In the red zone, the Falcons personnel groupings and play-calling are questionable. When in 11 (3 WR) personnel, Atlanta is calling 74% of the plays as passes. Those 74% passes and 26% runs have a 37% success rate, which accounted for by far the most snaps (73) in the red zone. The difference is the Packers are successful on 57% of plays calling 63% (pass) / 37% (run), which is significantly less predictable than three-quarters of the time calling a pass. (all personnel statistics are from Sharpefootballstats)
But the discrepancies do not end there. In 12 (2 WR) personnel, the Falcons are 29% successful on 29% (pass) / 71% (run) of all their plays. Comparatively, the Packers have a much more balanced approach in 12 personnel, calling passes on 40% of plays and runs on the other 60%. The Packers are a much more balanced offense that is less predictable. Need more proof? In 21 (2 WR) personnel, the Falcons have a 25% (pass) and 75% (run) play calling ratio. Whereas the Packers have a 52% (pass) and 48% (run) play calling ratio. (all personnel statistics are from Sharpefootballstats)
Above is a chart of the red-zone tendencies and play frequencies vs. success of the Falcons and Packers offenses. The first down play call and resulting success of the play are astounding. The Packers are at an ideal 50/50 pass/run play call when in the red zone with 1st and 10 on the chains. The Falcons are at a predictable 32/68 pass/run play call in the same situation. See the problem?

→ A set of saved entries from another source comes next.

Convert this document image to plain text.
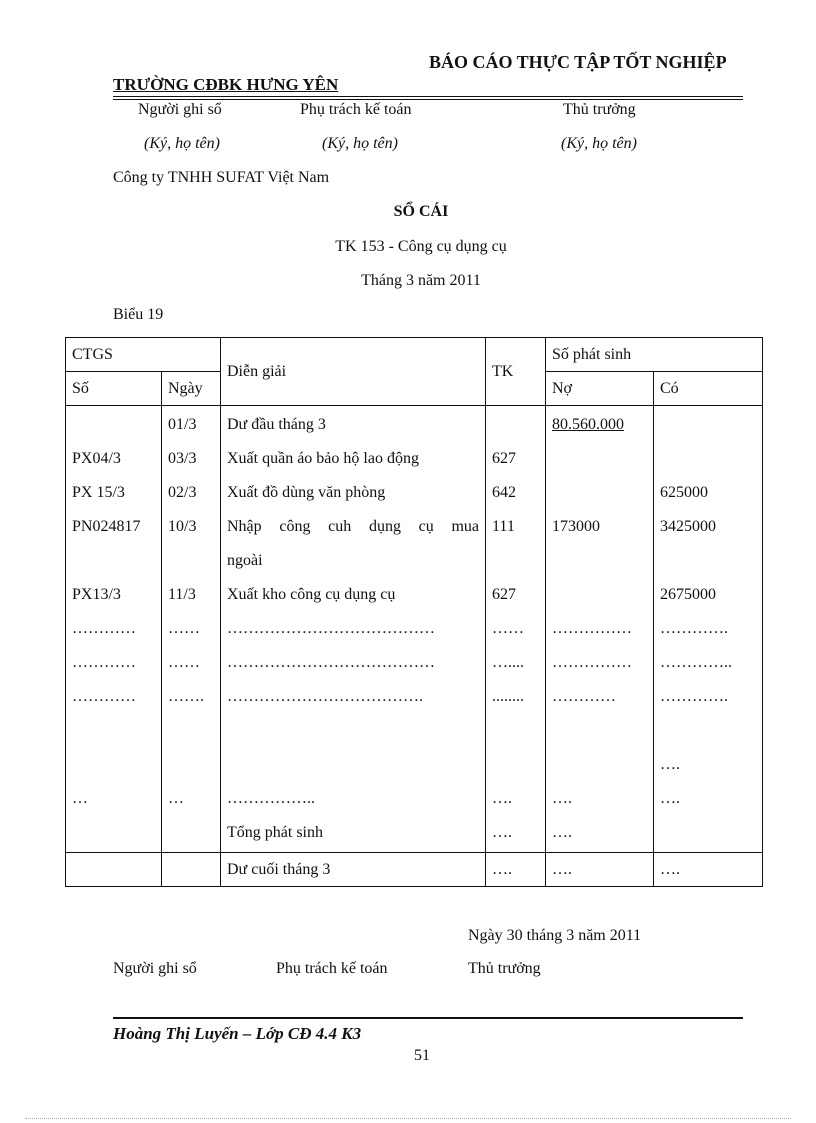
BÁO CÁO THỰC TẬP TỐT NGHIỆP
TRƯỜNG CĐBK HƯNG YÊN
Người ghi sổ	Phụ trách kế toán	Thủ trưởng
(Ký, họ tên)	(Ký, họ tên)	(Ký, họ tên)
Công ty TNHH SUFAT Việt Nam
SỔ CÁI
TK 153 - Công cụ dụng cụ
Tháng 3 năm 2011
Biểu 19
CTGS		Diễn giải	TK	Số phát sinh	
Số	Ngày			Nợ	Có
	01/3	Dư đầu tháng 3		80.560.000	
PX04/3	03/3	Xuất quần áo bảo hộ lao động	627		
PX 15/3	02/3	Xuất đồ dùng văn phòng	642		625000
PN024817	10/3	Nhập công cuh dụng cụ mua	111	173000	3425000
		ngoài			
PX13/3	11/3	Xuất kho công cụ dụng cụ	627		2675000
…………	……	…………………………………	……	……………	………….
…………	……	…………………………………	…....	……………	…………..
…………	…….	……………………………….	........	…………	………….

					….
…	…	……………..	….	….	….
		Tổng phát sinh	….	….	
		Dư cuối tháng 3	….	….	….
Ngày 30 tháng 3 năm 2011
Người ghi sổ	Phụ trách kế toán	Thủ trưởng
Hoàng Thị Luyến – Lớp CĐ 4.4 K3
51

Those first down calls result in mostly 2nd and short (1-3 yards) for Green Bay, while the Falcons called the most plays from 2nd and long (8-10). The trend continues on 3rd down. The Packers called most of their 3rd-down plays within 1-3 yards of the first down marker, while the Falcons called most their 3rd-down plays within 4-7 yards of the first down. The play-calls being balanced gives the offense a better chance of dealing with short-yardage 2nd and 3rd downs.
The entire offense in Green Bay has a plan; one play call sets up another. This is the modern NFL offense, and if the Falcons do not hire someone capable of using personnel and formations for mismatches, then it will be much of the same from the next regime.